Parked in the alley behind my apartment in Los Angeles, I sat with an X-Acto knife in one hand, a pair of scissors in the other and as many boxes of cereal as I could cram into my compact car. I had very little time to come up with the 16,000 miles I needed for free air fare to India. These 160 boxes of cereal were just the ticket.
I had planned my trip to India based on how far I could get with the miles in my American Airlines frequent-flier account. I had 94,000; I needed only 70,000 for a coach ticket to New Delhi, thus saving me about $2,000 in air fare. I planned to go during the Christmas holidays, and even though it was only August, flights were beginning to fill. Taking one of the few remaining coach seats on Japan Airlines, or JAL, an American affiliate, with availability even close to when I wanted to travel, I reserved my seat and began planning the land part of my trip. JAL holds reservations for up to 30 days, but you can call back and reserve them again for another 30 days up until two weeks before departure.

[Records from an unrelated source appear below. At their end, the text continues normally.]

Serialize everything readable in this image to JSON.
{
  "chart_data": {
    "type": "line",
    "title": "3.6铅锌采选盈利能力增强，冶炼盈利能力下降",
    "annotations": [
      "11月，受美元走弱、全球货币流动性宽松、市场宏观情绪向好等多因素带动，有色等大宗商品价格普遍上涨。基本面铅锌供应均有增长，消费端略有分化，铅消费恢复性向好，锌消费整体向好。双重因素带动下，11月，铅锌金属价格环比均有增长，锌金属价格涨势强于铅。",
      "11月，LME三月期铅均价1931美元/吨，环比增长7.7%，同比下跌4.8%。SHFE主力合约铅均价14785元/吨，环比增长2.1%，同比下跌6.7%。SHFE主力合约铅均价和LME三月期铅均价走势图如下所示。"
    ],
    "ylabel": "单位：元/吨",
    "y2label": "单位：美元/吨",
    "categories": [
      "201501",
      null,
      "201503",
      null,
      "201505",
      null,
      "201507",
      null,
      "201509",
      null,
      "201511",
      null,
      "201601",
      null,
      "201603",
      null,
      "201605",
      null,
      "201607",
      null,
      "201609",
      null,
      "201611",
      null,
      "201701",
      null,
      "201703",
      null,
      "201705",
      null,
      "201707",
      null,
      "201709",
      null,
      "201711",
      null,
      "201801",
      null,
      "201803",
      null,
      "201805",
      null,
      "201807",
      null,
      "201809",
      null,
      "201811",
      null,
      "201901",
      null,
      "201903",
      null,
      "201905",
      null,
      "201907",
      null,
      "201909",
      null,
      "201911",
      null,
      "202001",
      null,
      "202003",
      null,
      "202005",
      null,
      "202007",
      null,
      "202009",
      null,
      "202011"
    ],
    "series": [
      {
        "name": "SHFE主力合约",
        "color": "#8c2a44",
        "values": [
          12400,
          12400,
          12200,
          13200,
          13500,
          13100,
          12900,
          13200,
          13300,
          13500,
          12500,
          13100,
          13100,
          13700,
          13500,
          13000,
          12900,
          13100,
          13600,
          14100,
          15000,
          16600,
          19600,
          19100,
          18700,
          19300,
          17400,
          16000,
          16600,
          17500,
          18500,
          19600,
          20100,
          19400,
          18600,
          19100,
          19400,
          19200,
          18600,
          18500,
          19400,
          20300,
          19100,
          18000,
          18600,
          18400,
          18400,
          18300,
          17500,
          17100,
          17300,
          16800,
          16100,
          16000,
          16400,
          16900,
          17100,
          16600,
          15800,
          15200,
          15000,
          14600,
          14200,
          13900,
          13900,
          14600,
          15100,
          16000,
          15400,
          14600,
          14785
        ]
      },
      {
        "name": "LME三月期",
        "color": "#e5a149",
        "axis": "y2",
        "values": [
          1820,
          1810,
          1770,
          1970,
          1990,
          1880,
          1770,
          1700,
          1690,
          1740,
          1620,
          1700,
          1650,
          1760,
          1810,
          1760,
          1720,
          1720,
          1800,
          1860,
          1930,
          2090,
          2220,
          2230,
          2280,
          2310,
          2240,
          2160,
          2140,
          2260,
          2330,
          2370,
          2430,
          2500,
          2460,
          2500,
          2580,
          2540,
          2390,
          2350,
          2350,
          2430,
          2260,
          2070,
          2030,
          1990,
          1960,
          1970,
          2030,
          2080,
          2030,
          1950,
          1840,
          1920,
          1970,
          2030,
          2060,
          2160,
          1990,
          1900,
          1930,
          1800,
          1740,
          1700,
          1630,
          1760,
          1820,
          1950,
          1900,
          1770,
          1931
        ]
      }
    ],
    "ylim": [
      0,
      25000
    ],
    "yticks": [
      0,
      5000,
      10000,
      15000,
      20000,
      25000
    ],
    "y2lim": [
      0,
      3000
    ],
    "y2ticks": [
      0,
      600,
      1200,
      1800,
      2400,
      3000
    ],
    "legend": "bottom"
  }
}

I had remembered to re-reserve my ticket in September, again in October, but by November I was so engrossed in planning that I forgot to book my ticket. When I checked again on the first Saturday in November, my reservation had expired. The only seats were in business class, which required 110,000 miles. I was 16,000 miles short. I had already put down a nonrefundable $5,000 for my land costs, so I begged the agent to check for anything even remotely close to my now etched-in-stone land travel dates. Nothing. My options looked dismal. I could buy a business-class ticket for $4,487. Or I could try to earn 16,000 miles.
My credit card is linked to my miles at a dollar-per-mile rate, but a $16,000 shopping spree didn't seem cost effective. My long-distance service pays five miles per minute. To make it, I'd have to talk for 53 hours. Pass. But halfway down the page on my mileage summary statement was a promotion: Earn 100 miles per box on participating Kellogg's cereal on a promotion that lasts until November 2002 (or while supplies last). At 100 miles per box, I could get 160 boxes of cereal at, say, about $4 a box, for $640. That was better than a $4,500 ticket. My quest had begun.